First publication in graduate school: highlighting opportunities and gaps in our understanding of gut microbial chemistry as it relates to nutrition, pharmacology, toxicology

Excited to have my first publication in graduate school! Published recently in Science Magazine, this is a review article I wrote with my adviser, Emily Balskus, and a senior graduate student in the lab. The article discusses the incredibly exciting topic of how gut microbes degrade the molecules we ingest (food, drugs, pollutants) and thus impact our overall health. This article will give you a sense of the topics I work on in graduate school and also will lay out the many opportunities and challenges that we face as a field. Overall, the article is a nice representation of my academic work at the interface between chemistry, microbiology, and nutrition.

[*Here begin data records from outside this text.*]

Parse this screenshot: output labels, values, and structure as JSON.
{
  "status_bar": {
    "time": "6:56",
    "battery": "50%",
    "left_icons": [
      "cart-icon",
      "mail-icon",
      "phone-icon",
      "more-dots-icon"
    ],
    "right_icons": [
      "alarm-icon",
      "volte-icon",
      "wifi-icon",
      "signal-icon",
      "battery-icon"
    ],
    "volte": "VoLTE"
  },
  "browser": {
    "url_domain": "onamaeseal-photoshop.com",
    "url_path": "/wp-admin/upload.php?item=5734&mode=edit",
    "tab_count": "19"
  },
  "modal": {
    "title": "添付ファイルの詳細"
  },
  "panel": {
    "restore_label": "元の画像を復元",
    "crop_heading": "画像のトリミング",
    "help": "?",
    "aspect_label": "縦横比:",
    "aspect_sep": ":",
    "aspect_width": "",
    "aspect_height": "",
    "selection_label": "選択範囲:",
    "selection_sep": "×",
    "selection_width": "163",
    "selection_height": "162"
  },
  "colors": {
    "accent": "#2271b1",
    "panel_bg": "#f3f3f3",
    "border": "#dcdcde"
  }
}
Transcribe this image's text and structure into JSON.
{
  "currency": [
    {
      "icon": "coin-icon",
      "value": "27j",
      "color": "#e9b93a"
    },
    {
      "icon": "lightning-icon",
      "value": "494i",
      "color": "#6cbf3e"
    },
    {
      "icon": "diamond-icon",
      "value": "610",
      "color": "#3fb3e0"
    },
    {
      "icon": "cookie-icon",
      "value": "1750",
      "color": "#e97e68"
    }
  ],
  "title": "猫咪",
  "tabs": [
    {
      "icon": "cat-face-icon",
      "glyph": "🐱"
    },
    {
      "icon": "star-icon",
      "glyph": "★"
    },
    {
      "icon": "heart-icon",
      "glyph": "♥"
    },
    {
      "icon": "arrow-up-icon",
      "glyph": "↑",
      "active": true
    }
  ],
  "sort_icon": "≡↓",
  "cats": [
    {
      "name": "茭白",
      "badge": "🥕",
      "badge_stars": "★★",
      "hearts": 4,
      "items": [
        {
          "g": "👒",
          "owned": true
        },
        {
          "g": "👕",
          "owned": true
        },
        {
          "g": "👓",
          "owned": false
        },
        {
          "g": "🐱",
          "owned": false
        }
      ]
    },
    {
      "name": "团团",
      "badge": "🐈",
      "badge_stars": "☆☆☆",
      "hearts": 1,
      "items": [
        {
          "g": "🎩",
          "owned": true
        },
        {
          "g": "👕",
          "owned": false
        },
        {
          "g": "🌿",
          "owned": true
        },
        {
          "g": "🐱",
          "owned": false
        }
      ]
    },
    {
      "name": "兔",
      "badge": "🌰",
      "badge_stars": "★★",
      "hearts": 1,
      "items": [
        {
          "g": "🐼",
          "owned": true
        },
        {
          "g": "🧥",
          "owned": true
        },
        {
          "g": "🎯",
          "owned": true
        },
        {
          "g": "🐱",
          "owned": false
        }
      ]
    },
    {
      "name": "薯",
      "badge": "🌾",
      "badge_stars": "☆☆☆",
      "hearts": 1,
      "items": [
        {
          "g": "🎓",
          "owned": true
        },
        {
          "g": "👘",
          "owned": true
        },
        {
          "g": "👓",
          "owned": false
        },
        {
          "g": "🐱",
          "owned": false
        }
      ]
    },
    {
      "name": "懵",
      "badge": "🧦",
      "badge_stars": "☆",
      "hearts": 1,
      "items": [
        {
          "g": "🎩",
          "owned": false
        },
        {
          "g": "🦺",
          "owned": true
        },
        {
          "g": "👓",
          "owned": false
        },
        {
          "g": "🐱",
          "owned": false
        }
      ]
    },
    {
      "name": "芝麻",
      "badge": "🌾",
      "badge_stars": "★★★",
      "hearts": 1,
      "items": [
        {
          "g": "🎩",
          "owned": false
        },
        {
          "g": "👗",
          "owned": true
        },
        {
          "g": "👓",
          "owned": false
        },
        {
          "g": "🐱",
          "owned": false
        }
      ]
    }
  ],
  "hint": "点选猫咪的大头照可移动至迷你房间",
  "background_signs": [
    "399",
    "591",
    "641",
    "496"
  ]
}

Find the full article here:

Here is more information about my thesis laboratory:

Here is the nice overview written by the editors at Science:

One person’s meat is another’s poison

The human gut is packed with actively metabolizing microorganisms. These have a transformative effect on what we ingest—whether food, drugs, or pollutants. Koppel et al. review the distinguishing features of microbial xenobiotic metabolism, its interaction with somatic metabolism, and interindividual variation. Depending on the functional composition of microorganisms in the gut, the subsequent products may have nutritionally beneficial effects, modify pharmaceuticals, or be toxic. All of these consequences of our companion microbes can have important impacts on human health and well-being.